The senior scholars of archaeological team consisted of a palynologist (John G. Jones), geologist (Teresa Ramirez Herrera), and archaeologists (Douglas J. Kennett, Hector Neff, and Barbara Voorhies), along with student and local assistants.  In January 2003 we worked in Guerrero, whereas in January 2005 we worked in Chiapas. Both field seasons were supported by a National Science Foundation grant to Douglas J. Kennett.

My task during the 2005 field season was to excavate the El Chorro shell mound.  This is the smallest of a group of five shell mounds clustered around a linked chain of coastal lagoons. This mound is now only 5.5 m high and rises to a single steep peak, suggesting that it has not had time to erode significantly (Voorhies 2004: Fig. 2.2).  Prior to our work, this shell mound had never been investigated archaeologically. We dug two small test pits. The first one was ended at the 5.40 m level because we hit the water table and it became too dangerous to dig deeper. The second small test pit was excavated to increase the sample of artifacts from the upper, sherd-bearing stratum at the site.  It ended at the 2.2 m level.

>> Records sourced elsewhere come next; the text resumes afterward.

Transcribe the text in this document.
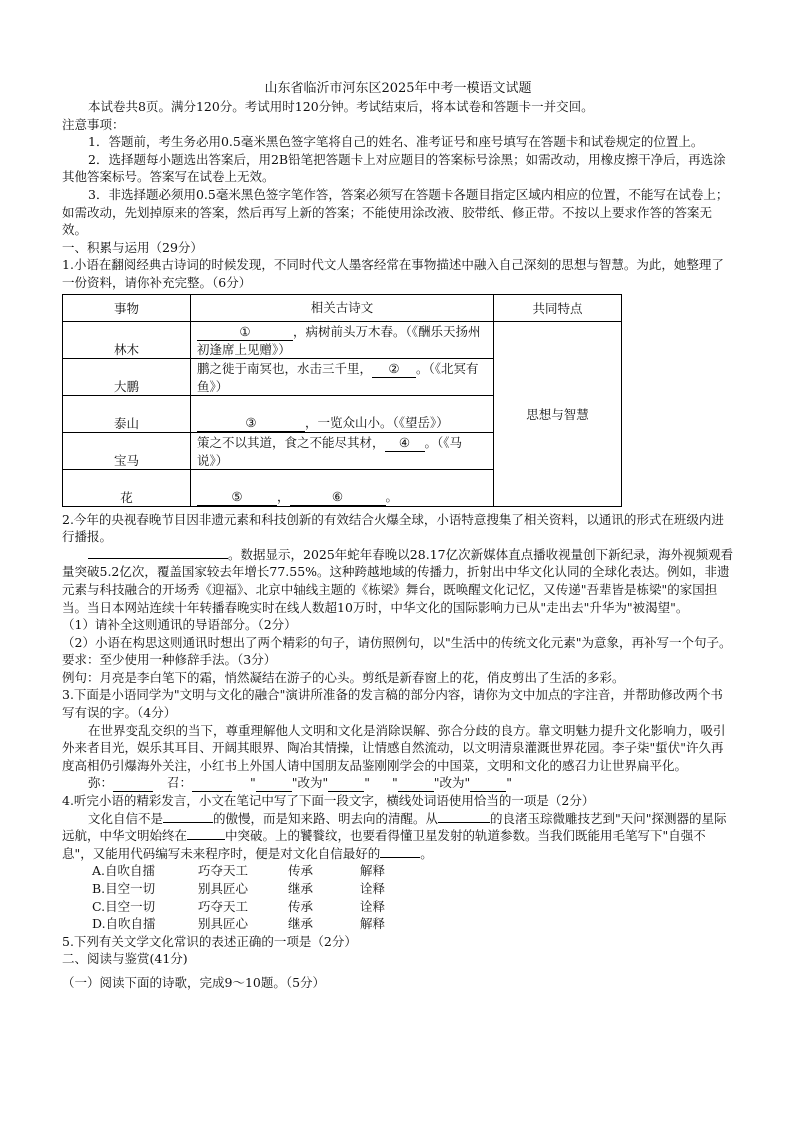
山东省临沂市河东区2025年中考一模语文试题
本试卷共8页。满分120分。考试用时120分钟。考试结束后，将本试卷和答题卡一并交回。
注意事项：
1．答题前，考生务必用0.5毫米黑色签字笔将自己的姓名、准考证号和座号填写在答题卡和试卷规定的位置上。
2．选择题每小题选出答案后，用2B铅笔把答题卡上对应题目的答案标号涂黑；如需改动，用橡皮擦干净后，再选涂其他答案标号。答案写在试卷上无效。
3．非选择题必须用0.5毫米黑色签字笔作答，答案必须写在答题卡各题目指定区域内相应的位置，不能写在试卷上；如需改动，先划掉原来的答案，然后再写上新的答案；不能使用涂改液、胶带纸、修正带。不按以上要求作答的答案无效。
一、积累与运用（29分）
1.小语在翻阅经典古诗词的时候发现，不同时代文人墨客经常在事物描述中融入自己深刻的思想与智慧。为此，她整理了一份资料，请你补充完整。（6分）
事物	相关古诗文	共同特点
林木	① ，病树前头万木春。（《酬乐天扬州初逢席上见赠》）	思想与智慧
大鹏	鹏之徙于南冥也，水击三千里， ② 。（《北冥有鱼》）	
泰山	③ ，一览众山小。（《望岳》）	
宝马	策之不以其道，食之不能尽其材， ④ 。（《马说》）	
花	⑤ ， ⑥ 。	
2.今年的央视春晚节目因非遗元素和科技创新的有效结合火爆全球，小语特意搜集了相关资料，以通讯的形式在班级内进行播报。
。数据显示，2025年蛇年春晚以28.17亿次新媒体直点播收视量创下新纪录，海外视频观看量突破5.2亿次，覆盖国家较去年增长77.55%。这种跨越地域的传播力，折射出中华文化认同的全球化表达。例如，非遗元素与科技融合的开场秀《迎福》、北京中轴线主题的《栋梁》舞台，既唤醒文化记忆，又传递"吾辈皆是栋梁"的家国担当。当日本网站连续十年转播春晚实时在线人数超10万时，中华文化的国际影响力已从"走出去"升华为"被渴望"。
（1）请补全这则通讯的导语部分。（2分）
（2）小语在构思这则通讯时想出了两个精彩的句子，请仿照例句，以"生活中的传统文化元素"为意象，再补写一个句子。要求：至少使用一种修辞手法。（3分）
例句：月亮是李白笔下的霜，悄然凝结在游子的心头。剪纸是新春窗上的花，俏皮剪出了生活的多彩。
3.下面是小语同学为"文明与文化的融合"演讲所准备的发言稿的部分内容，请你为文中加点的字注音，并帮助修改两个书写有误的字。（4分）
在世界变乱交织的当下，尊重理解他人文明和文化是消除误解、弥合分歧的良方。靠文明魅力提升文化影响力，吸引外来者目光，娱乐其耳目、开阔其眼界、陶冶其情操，让情感自然流动，以文明清泉灌溉世界花园。李子柒"蜇伏"许久再度高相仍引爆海外关注，小红书上外国人请中国朋友品鉴刚刚学会的中国菜，文明和文化的感召力让世界扁平化。
弥：	召：	"	"改为"	" "	"改为"	"
4.听完小语的精彩发言，小文在笔记中写了下面一段文字，横线处词语使用恰当的一项是（2分）
文化自信不是	的傲慢，而是知来路、明去向的清醒。从	的良渚玉琮微雕技艺到"天问"探测器的星际远航，中华文明始终在	中突破。上的饕餮纹，也要看得懂卫星发射的轨道参数。当我们既能用毛笔写下"自强不息"，又能用代码编写未来程序时，便是对文化自信最好的	。
A.自吹自擂	巧夺天工	传承	解释
B.目空一切	别具匠心	继承	诠释
C.目空一切	巧夺天工	传承	诠释
D.自吹自擂	别具匠心	继承	解释
5.下列有关文学文化常识的表述正确的一项是（2分）
二、阅读与鉴赏(41分)
（一）阅读下面的诗歌，完成9～10题。（5分）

A view of the El Chorro shellmidden

The Late Archaic period deposits that consisted of almost pure bedded clam shell, contained very little in the way of other ecofacts or artifacts. The paucity of site contents was striking even in comparison with other shell mounds in the area in which scarcity of bones and artifacts has been noted previously (e.g.,  Voorhies 2004).  The only significant items in the Late Archaic deposits were vertebrae of small fish. Bones from other animals were extremely rare and no artifacts were recovered except for small fragments of obsidian.

In addition to the excavations, Doug Kennett took a sediment core from the base of the mound. This core yielded an additional 4.3 m of material below the current basal level of the mound.  When completed, analysis of the contents of the core will give us additional data about the formation history of this mound.